One hour later, after receiving 50 mEq of sodium bicarbonate, 1000 mL of 0.9% saline, and another 500 mL of 6.0% hetastarch and increasing tidal volume from 930 mL to 1000 mL, repeat arterial blood gases were as follows: pH 7.13, PaCO₂ 60 mm Hg, PaO₂ 192 mm Hg (FiO₂ 0.5), and HCO₃⁻ 19 mEq/L. Hb had decreased to 11.9 g/dL. He remained oliguric.

Further interventions included 500 mL of 6.0% hetastarch, 50 mEq of sodium bicarbonate, 1.0 g of CaCl₂, and 25 g of mannitol. Despite a total crystalloid infusion of 6.5 L, urinary output remained negligible. The last two intraoperative arterial blood gases were pH 7.18, PaCO₂ 51 mm Hg, PaO₂ 197 mm Hg (FiO₂ 0.5), HCO₃⁻ 19 mEq/L; one hour before the end of surgery, pH 7.19, PaCO₂ 46 mm Hg, PaO₂ 203 mm Hg (FiO₂ 0.5), and HCO₃⁻ 17 mEq/L. At the end of surgery, Hb was 10.3 g/dL. A central venous catheter was placed, revealing that central venous pressure was 14 mm Hg. During the last 30 minutes of anesthesia, urinary output exceeded 200 mL. Total intraoperative fluids included 8 L of crystalloid and 1 L of hetastarch. Estimated blood loss was 250 mL.

At the conclusion of surgery, muscle relaxation was reversed and he was extubated and transferred to the recovery room. Fifteen minutes after arrival in the postanesthesia care unit, he required reintubation for respiratory distress and received esmolol for acute hypertension (blood pressure 240/150 mm Hg).
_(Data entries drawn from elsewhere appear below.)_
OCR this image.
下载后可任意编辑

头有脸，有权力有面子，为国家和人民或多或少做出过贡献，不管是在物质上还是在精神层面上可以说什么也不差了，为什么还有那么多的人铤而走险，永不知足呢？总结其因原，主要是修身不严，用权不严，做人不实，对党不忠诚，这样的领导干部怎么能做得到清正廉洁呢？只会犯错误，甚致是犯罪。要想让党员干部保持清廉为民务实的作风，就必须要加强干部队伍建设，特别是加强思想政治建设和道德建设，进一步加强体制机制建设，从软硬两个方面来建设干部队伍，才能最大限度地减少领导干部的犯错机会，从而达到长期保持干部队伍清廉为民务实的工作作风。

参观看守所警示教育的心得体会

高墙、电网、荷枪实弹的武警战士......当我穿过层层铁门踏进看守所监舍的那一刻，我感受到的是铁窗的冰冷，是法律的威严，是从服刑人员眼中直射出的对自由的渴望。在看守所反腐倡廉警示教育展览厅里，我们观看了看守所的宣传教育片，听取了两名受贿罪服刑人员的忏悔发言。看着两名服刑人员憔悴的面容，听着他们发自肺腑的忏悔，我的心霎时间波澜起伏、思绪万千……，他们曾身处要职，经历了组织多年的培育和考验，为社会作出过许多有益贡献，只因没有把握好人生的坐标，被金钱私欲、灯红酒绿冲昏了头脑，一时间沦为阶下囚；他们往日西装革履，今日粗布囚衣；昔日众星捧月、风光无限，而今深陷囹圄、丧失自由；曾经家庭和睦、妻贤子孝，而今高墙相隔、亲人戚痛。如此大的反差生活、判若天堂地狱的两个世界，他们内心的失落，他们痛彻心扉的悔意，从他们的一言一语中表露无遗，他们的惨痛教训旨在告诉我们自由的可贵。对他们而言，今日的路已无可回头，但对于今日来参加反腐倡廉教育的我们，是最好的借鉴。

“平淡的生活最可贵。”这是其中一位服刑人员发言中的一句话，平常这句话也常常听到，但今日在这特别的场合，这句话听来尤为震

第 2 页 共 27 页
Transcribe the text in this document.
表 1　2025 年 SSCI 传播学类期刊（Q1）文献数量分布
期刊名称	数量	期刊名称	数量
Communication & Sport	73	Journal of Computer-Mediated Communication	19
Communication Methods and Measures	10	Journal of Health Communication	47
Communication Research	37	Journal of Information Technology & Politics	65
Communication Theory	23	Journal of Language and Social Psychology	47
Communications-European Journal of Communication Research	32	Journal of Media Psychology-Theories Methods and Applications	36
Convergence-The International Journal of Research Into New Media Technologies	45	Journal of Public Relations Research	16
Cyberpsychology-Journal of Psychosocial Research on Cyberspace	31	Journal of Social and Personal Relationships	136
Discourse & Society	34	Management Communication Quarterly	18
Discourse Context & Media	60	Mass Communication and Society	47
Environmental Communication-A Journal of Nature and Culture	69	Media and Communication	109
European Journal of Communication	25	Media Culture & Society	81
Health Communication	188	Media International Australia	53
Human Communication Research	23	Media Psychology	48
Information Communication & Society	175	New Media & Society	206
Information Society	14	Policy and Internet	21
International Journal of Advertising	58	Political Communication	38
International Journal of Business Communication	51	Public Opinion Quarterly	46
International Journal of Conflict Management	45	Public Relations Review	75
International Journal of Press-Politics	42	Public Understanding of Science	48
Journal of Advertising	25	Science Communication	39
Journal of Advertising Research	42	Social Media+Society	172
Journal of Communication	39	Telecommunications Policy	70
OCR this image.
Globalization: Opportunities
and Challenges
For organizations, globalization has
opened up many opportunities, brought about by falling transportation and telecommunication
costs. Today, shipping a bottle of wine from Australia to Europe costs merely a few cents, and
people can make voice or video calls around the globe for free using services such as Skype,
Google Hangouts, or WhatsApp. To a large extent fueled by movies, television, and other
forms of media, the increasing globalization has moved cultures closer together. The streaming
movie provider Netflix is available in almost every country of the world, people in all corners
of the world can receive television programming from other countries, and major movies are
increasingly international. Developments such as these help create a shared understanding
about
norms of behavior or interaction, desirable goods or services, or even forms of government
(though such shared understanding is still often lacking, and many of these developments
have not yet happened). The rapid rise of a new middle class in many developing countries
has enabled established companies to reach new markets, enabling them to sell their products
Arterial blood gases obtained shortly after intubation were pH 7.09, PaCO₂ 49 mm Hg, PaO₂ 127 mm Hg (FiO₂ 0.5), and HCO₃⁻ 17 mEq/L. He was transferred to the surgical intensive care unit. His blood pressure remained elevated (210/100 mm Hg). On admission to the surgical intensive care unit, laboratory values included [Na⁺] 141 mEq/L, [Cl⁻] 109 mEq/L, [K⁺] 4.7 mEq/L, CO₂ 15 mEq/L, BUN 21 mg/dL, SCr 1.74 mg/dL, anion gap 17 mEq/L, [Ca²⁺] 4.7 mg/dL, Mg 0.9 mg/dL, PO₄ 9.1 mg/dL. Arterial blood gases were pH 7.12, PaCO₂ 45 mm Hg, PaO₂ 122 mm Hg (FiO₂ 0.5), and HCO₃⁻ 14 mEq/L.

Over the next 24 hours, metabolic acidosis resolved. He was weaned from mechanical ventilation and extubated without difficulty. The remainder of his hospital course was uneventful.